FCA urged to regulate UK’s £5bn gift cards market

The city watchdog has been urged to regulate the UK's £4.7bn ($7.3bn) gift cards market to protect customers' money from struggling retailers.

By Ellie Chambers

The city watchdog has been urged to regulate the UK’s £4.7bn ($7.3bn) gift cards market to protect customers’ money from struggling retailers.

Prepaid Financial Services, a technology and payments company, called on the Financial Conduct Authority (FCA) to act at a time when the future of the high street is still unclear. Consumer funds on gift cards are often held in the retailers account, meaning administrators can refuse to refund gift cards when a retailer goes under.

The FCA could classify the gift card funds as financial products under an EU e-money directive, and force retailers to place them with E-Money License Institutes (EMLIs). The UK has over 30 regulated EMLIs, which could protect consumer money by converting it into e-money and holding it in separate accounts.

Noel Moran, CEO of Prepaid Financial Services, said: “The UK is leading the charge on the creation of a secure e-money market, but the sector has failed to catch-on in any great way despite legislative support across the EU. This is regrettable as it allows retailers to regain consumer confidence on gift cards, while shoppers are assured their funds are secure.
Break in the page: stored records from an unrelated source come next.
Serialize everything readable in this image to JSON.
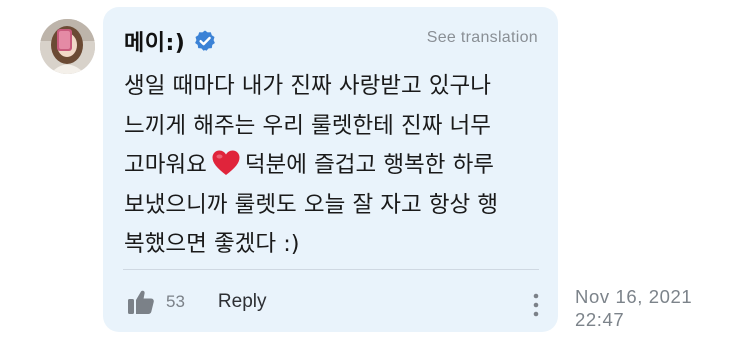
{
  "comment": {
    "author": "메이:)",
    "see_translation": "See translation",
    "text_before_heart": "생일 때마다 내가 진짜 사랑받고 있구나\n느끼게 해주는 우리 룰렛한테 진짜 너무\n고마워요",
    "text_after_heart": "덕분에 즐겁고 행복한 하루\n보냈으니까 룰렛도 오늘 잘 자고 항상 행\n복했으면 좋겠다 :)",
    "like_count": "53",
    "reply_label": "Reply",
    "timestamp_date": "Nov 16, 2021",
    "timestamp_time": "22:47"
  },
  "icons": {
    "verified": "verified-badge-icon",
    "heart": "red-heart-emoji",
    "like": "thumbs-up-icon",
    "more": "vertical-dots-icon"
  },
  "colors": {
    "bubble_bg": "#e9f3fb",
    "verified_blue": "#3b82d6",
    "heart_red": "#e0243b",
    "muted_text": "#7c838a"
  }
}
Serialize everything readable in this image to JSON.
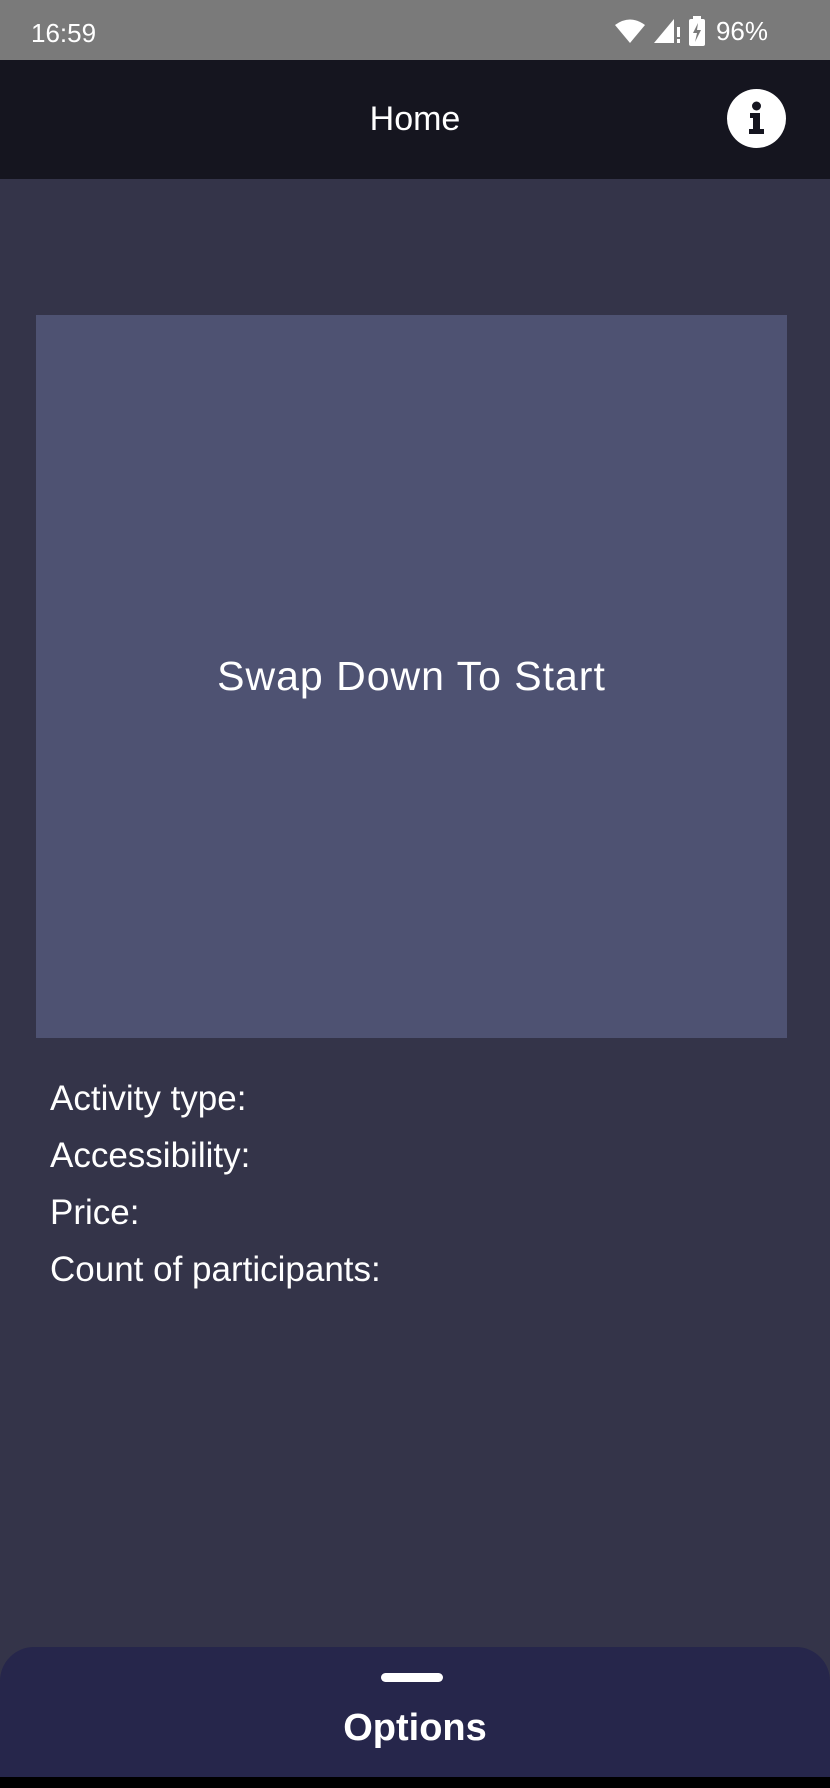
{
  "status_bar": {
    "time": "16:59",
    "battery_percent": "96%",
    "icons": [
      "wifi-icon",
      "cell-signal-icon",
      "battery-charging-icon"
    ]
  },
  "app_bar": {
    "title": "Home",
    "info_icon": "info-icon"
  },
  "card": {
    "prompt": "Swap Down To Start"
  },
  "details": {
    "activity_type": "Activity type:",
    "accessibility": "Accessibility:",
    "price": "Price:",
    "participants": "Count of participants:"
  },
  "bottom_sheet": {
    "title": "Options"
  },
  "colors": {
    "background": "#343449",
    "app_bar": "#15151f",
    "card": "#4e5272",
    "bottom_sheet": "#26264b",
    "status_bar": "#7a7a7a"
  }
}
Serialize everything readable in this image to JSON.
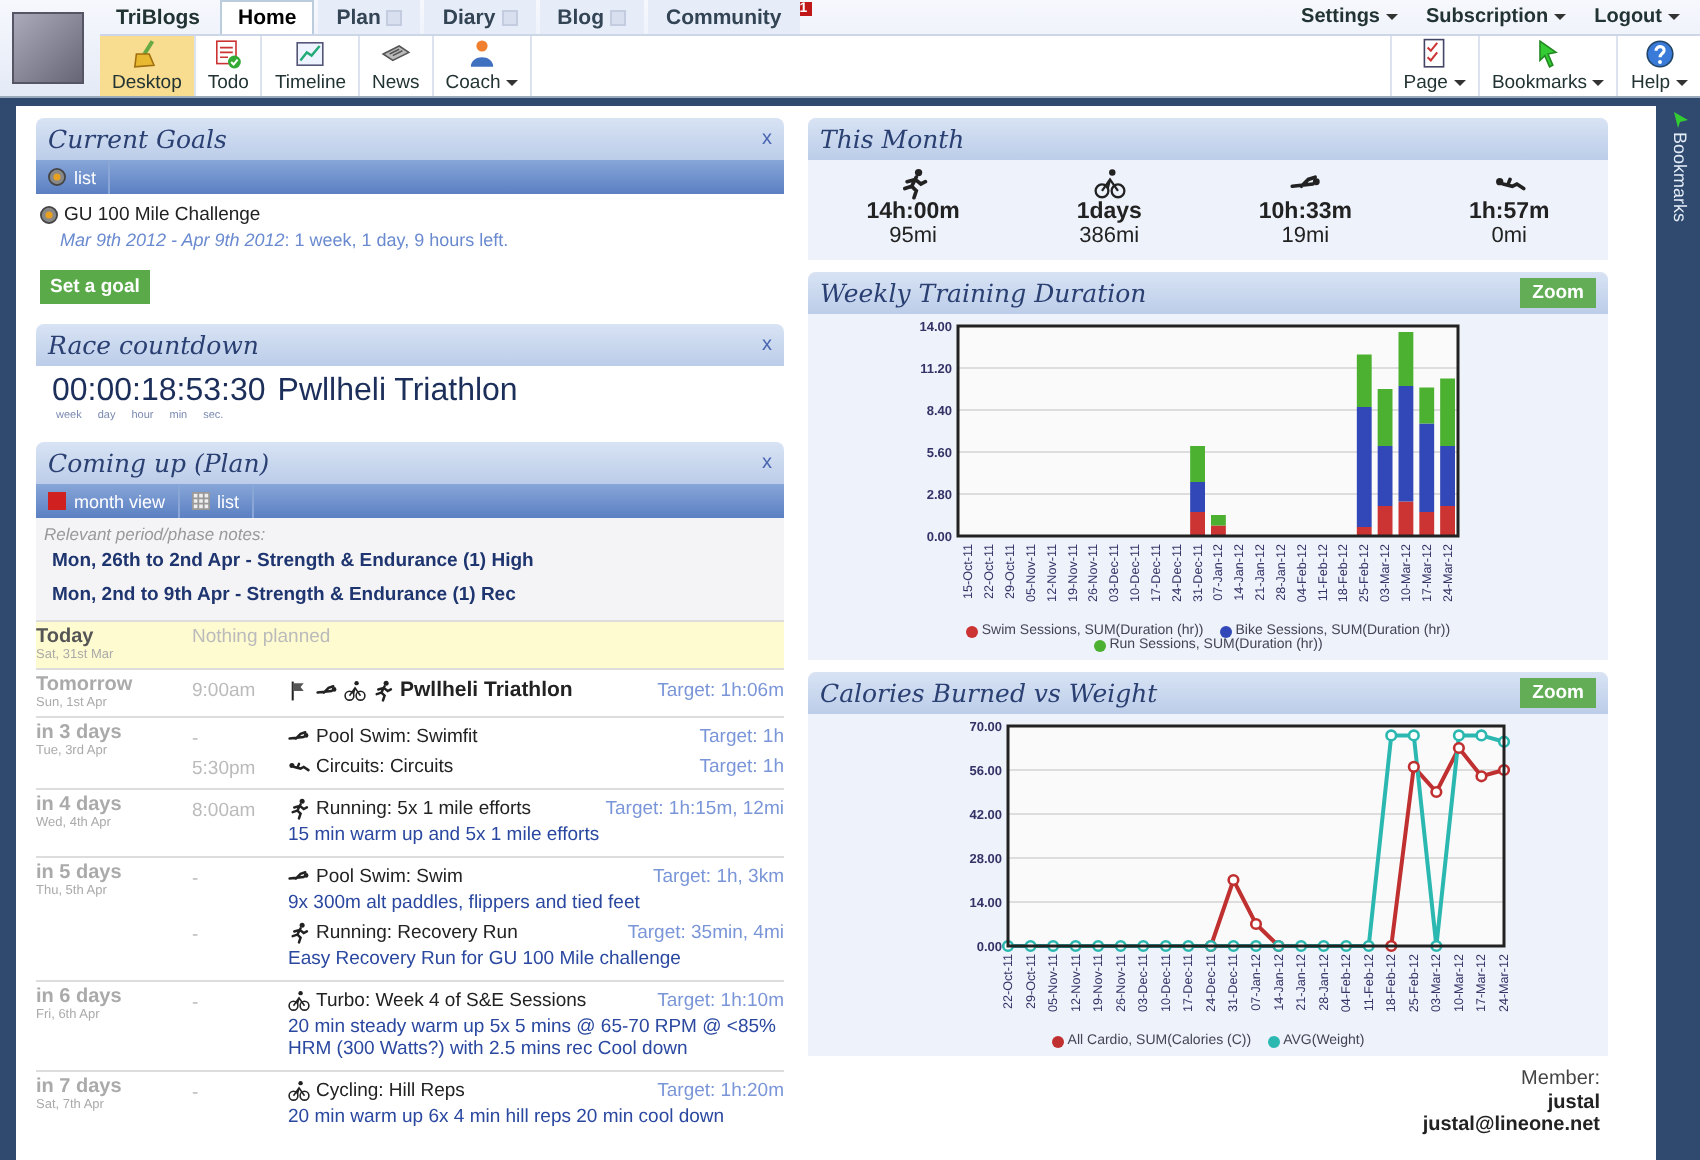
{
  "header": {
    "site_name": "TriBlogs",
    "tabs": [
      {
        "label": "Home",
        "selected": true,
        "dropdown": false
      },
      {
        "label": "Plan",
        "selected": false,
        "dropdown": true
      },
      {
        "label": "Diary",
        "selected": false,
        "dropdown": true
      },
      {
        "label": "Blog",
        "selected": false,
        "dropdown": true
      },
      {
        "label": "Community",
        "selected": false,
        "dropdown": false,
        "badge": "1"
      }
    ],
    "user_menu": [
      "Settings",
      "Subscription",
      "Logout"
    ],
    "toolbar": [
      {
        "label": "Desktop",
        "selected": true,
        "dropdown": false
      },
      {
        "label": "Todo",
        "selected": false,
        "dropdown": false
      },
      {
        "label": "Timeline",
        "selected": false,
        "dropdown": false
      },
      {
        "label": "News",
        "selected": false,
        "dropdown": false
      },
      {
        "label": "Coach",
        "selected": false,
        "dropdown": true
      }
    ],
    "toolbar_right": [
      "Page",
      "Bookmarks",
      "Help"
    ]
  },
  "current_goals": {
    "title": "Current Goals",
    "close": "x",
    "views": [
      "list"
    ],
    "goals": [
      {
        "name": "GU 100 Mile Challenge",
        "period": "*Mar 9th 2012 - Apr 9th 2012*: 1 week, 1 day, 9 hours left."
      }
    ],
    "button": "Set a goal"
  },
  "race_countdown": {
    "title": "Race countdown",
    "close": "x",
    "time": "00:00:18:53:30",
    "event": "Pwllheli Triathlon",
    "units": [
      "week",
      "day",
      "hour",
      "min",
      "sec."
    ]
  },
  "coming_up": {
    "title": "Coming up (Plan)",
    "close": "x",
    "views": [
      "month view",
      "list"
    ],
    "notes_label": "Relevant period/phase notes:",
    "notes": [
      "Mon, 26th to 2nd Apr - Strength & Endurance (1) High",
      "Mon, 2nd to 9th Apr - Strength & Endurance (1) Rec"
    ],
    "days": [
      {
        "day": "Today",
        "date": "Sat, 31st Mar",
        "highlighted": true,
        "empty": "Nothing planned"
      },
      {
        "day": "Tomorrow",
        "date": "Sun, 1st Apr",
        "highlighted": false,
        "entries": [
          {
            "time": "9:00am",
            "kind": "race",
            "title": "Pwllheli Triathlon",
            "target": "Target: 1h:06m"
          }
        ]
      },
      {
        "day": "in 3 days",
        "date": "Tue, 3rd Apr",
        "highlighted": false,
        "entries": [
          {
            "time": "-",
            "kind": "swim",
            "title": "Pool Swim: Swimfit",
            "target": "Target: 1h"
          },
          {
            "time": "5:30pm",
            "kind": "circuits",
            "title": "Circuits: Circuits",
            "target": "Target: 1h"
          }
        ]
      },
      {
        "day": "in 4 days",
        "date": "Wed, 4th Apr",
        "highlighted": false,
        "entries": [
          {
            "time": "8:00am",
            "kind": "run",
            "title": "Running: 5x 1 mile efforts",
            "target": "Target: 1h:15m, 12mi",
            "description": "15 min warm up and 5x 1 mile efforts"
          }
        ]
      },
      {
        "day": "in 5 days",
        "date": "Thu, 5th Apr",
        "highlighted": false,
        "entries": [
          {
            "time": "-",
            "kind": "swim",
            "title": "Pool Swim: Swim",
            "target": "Target: 1h, 3km",
            "description": "9x 300m alt paddles, flippers and tied feet"
          },
          {
            "time": "-",
            "kind": "run",
            "title": "Running: Recovery Run",
            "target": "Target: 35min, 4mi",
            "description": "Easy Recovery Run for GU 100 Mile challenge"
          }
        ]
      },
      {
        "day": "in 6 days",
        "date": "Fri, 6th Apr",
        "highlighted": false,
        "entries": [
          {
            "time": "-",
            "kind": "bike",
            "title": "Turbo: Week 4 of S&E Sessions",
            "target": "Target: 1h:10m",
            "description": "20 min steady warm up 5x 5 mins @ 65-70 RPM @ <85% HRM (300 Watts?) with 2.5 mins rec Cool down"
          }
        ]
      },
      {
        "day": "in 7 days",
        "date": "Sat, 7th Apr",
        "highlighted": false,
        "entries": [
          {
            "time": "-",
            "kind": "bike",
            "title": "Cycling: Hill Reps",
            "target": "Target: 1h:20m",
            "description": "20 min warm up 6x 4 min hill reps 20 min cool down"
          }
        ]
      }
    ]
  },
  "this_month": {
    "title": "This Month",
    "stats": [
      {
        "kind": "run",
        "time": "14h:00m",
        "distance": "95mi"
      },
      {
        "kind": "bike",
        "time": "1days",
        "distance": "386mi"
      },
      {
        "kind": "swim",
        "time": "10h:33m",
        "distance": "19mi"
      },
      {
        "kind": "circuits",
        "time": "1h:57m",
        "distance": "0mi"
      }
    ]
  },
  "weekly_training": {
    "title": "Weekly Training Duration",
    "button": "Zoom",
    "chart_data": {
      "type": "bar",
      "stacked": true,
      "grid": true,
      "legend": "bottom",
      "categories": [
        "15-Oct-11",
        "22-Oct-11",
        "29-Oct-11",
        "05-Nov-11",
        "12-Nov-11",
        "19-Nov-11",
        "26-Nov-11",
        "03-Dec-11",
        "10-Dec-11",
        "17-Dec-11",
        "24-Dec-11",
        "31-Dec-11",
        "07-Jan-12",
        "14-Jan-12",
        "21-Jan-12",
        "28-Jan-12",
        "04-Feb-12",
        "11-Feb-12",
        "18-Feb-12",
        "25-Feb-12",
        "03-Mar-12",
        "10-Mar-12",
        "17-Mar-12",
        "24-Mar-12"
      ],
      "series": [
        {
          "name": "Swim Sessions, SUM(Duration (hr))",
          "color": "#cc3333",
          "values": [
            0,
            0,
            0,
            0,
            0,
            0,
            0,
            0,
            0,
            0,
            0,
            1.6,
            0.7,
            0,
            0,
            0,
            0,
            0,
            0,
            0.6,
            2.0,
            2.3,
            1.6,
            2.0
          ]
        },
        {
          "name": "Bike Sessions, SUM(Duration (hr))",
          "color": "#3348b8",
          "values": [
            0,
            0,
            0,
            0,
            0,
            0,
            0,
            0,
            0,
            0,
            0,
            2.0,
            0,
            0,
            0,
            0,
            0,
            0,
            0,
            8.0,
            4.0,
            7.7,
            5.9,
            4.0
          ]
        },
        {
          "name": "Run Sessions, SUM(Duration (hr))",
          "color": "#4cb030",
          "values": [
            0,
            0,
            0,
            0,
            0,
            0,
            0,
            0,
            0,
            0,
            0,
            2.4,
            0.7,
            0,
            0,
            0,
            0,
            0,
            0,
            3.5,
            3.8,
            3.6,
            2.4,
            4.5
          ]
        }
      ],
      "ylim": [
        0,
        14
      ],
      "yticks": [
        {
          "value": 0,
          "label": "0.00"
        },
        {
          "value": 2.8,
          "label": "2.80"
        },
        {
          "value": 5.6,
          "label": "5.60"
        },
        {
          "value": 8.4,
          "label": "8.40"
        },
        {
          "value": 11.2,
          "label": "11.20"
        },
        {
          "value": 14,
          "label": "14.00"
        }
      ]
    }
  },
  "calories_weight": {
    "title": "Calories Burned vs Weight",
    "button": "Zoom",
    "chart_data": {
      "type": "line",
      "grid": true,
      "legend": "bottom",
      "categories": [
        "22-Oct-11",
        "29-Oct-11",
        "05-Nov-11",
        "12-Nov-11",
        "19-Nov-11",
        "26-Nov-11",
        "03-Dec-11",
        "10-Dec-11",
        "17-Dec-11",
        "24-Dec-11",
        "31-Dec-11",
        "07-Jan-12",
        "14-Jan-12",
        "21-Jan-12",
        "28-Jan-12",
        "04-Feb-12",
        "11-Feb-12",
        "18-Feb-12",
        "25-Feb-12",
        "03-Mar-12",
        "10-Mar-12",
        "17-Mar-12",
        "24-Mar-12"
      ],
      "series": [
        {
          "name": "All Cardio, SUM(Calories (C))",
          "color": "#c03030",
          "marker": "circle",
          "values": [
            null,
            null,
            null,
            null,
            null,
            null,
            null,
            null,
            null,
            0,
            21,
            7,
            0,
            null,
            null,
            null,
            null,
            0,
            57,
            49,
            63,
            54,
            56
          ]
        },
        {
          "name": "AVG(Weight)",
          "color": "#2ab8b0",
          "marker": "circle",
          "values": [
            0,
            0,
            0,
            0,
            0,
            0,
            0,
            0,
            0,
            0,
            0,
            0,
            0,
            0,
            0,
            0,
            0,
            67,
            67,
            0,
            67,
            67,
            65
          ]
        }
      ],
      "ylim": [
        0,
        70
      ],
      "yticks": [
        {
          "value": 0,
          "label": "0.00"
        },
        {
          "value": 14,
          "label": "14.00"
        },
        {
          "value": 28,
          "label": "28.00"
        },
        {
          "value": 42,
          "label": "42.00"
        },
        {
          "value": 56,
          "label": "56.00"
        },
        {
          "value": 70,
          "label": "70.00"
        }
      ]
    }
  },
  "member": {
    "label": "Member:",
    "name": "justal",
    "email": "justal@lineone.net"
  },
  "side_tab": {
    "label": "Bookmarks"
  }
}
“This is why the regulator needs to speak up on behalf of consumers and protect their hard-earned money. Otherwise the status quo will remain, a form of monetary Wild West in which billions of pounds in public funds are at the mercy of an administrator with no protection whatsoever. We need to begin raising awareness of the ticking time-bomb here before it is too late.”

On 9 July the Government held a Westminster debate on gift card security and called on the industry to come up with an answer.

At the time, MP Penny Mordaunt said: “It is a terribly unjust position in which the holders of gift cards find themselves when the shop that issued the card goes into administration. Such people should not be treated as ordinary creditors.

“It is as illogical to deny gift card holders the right to redeem their vouchers as it would be to demand that people who had bought their goods return them to the shop to help pay off the creditors.”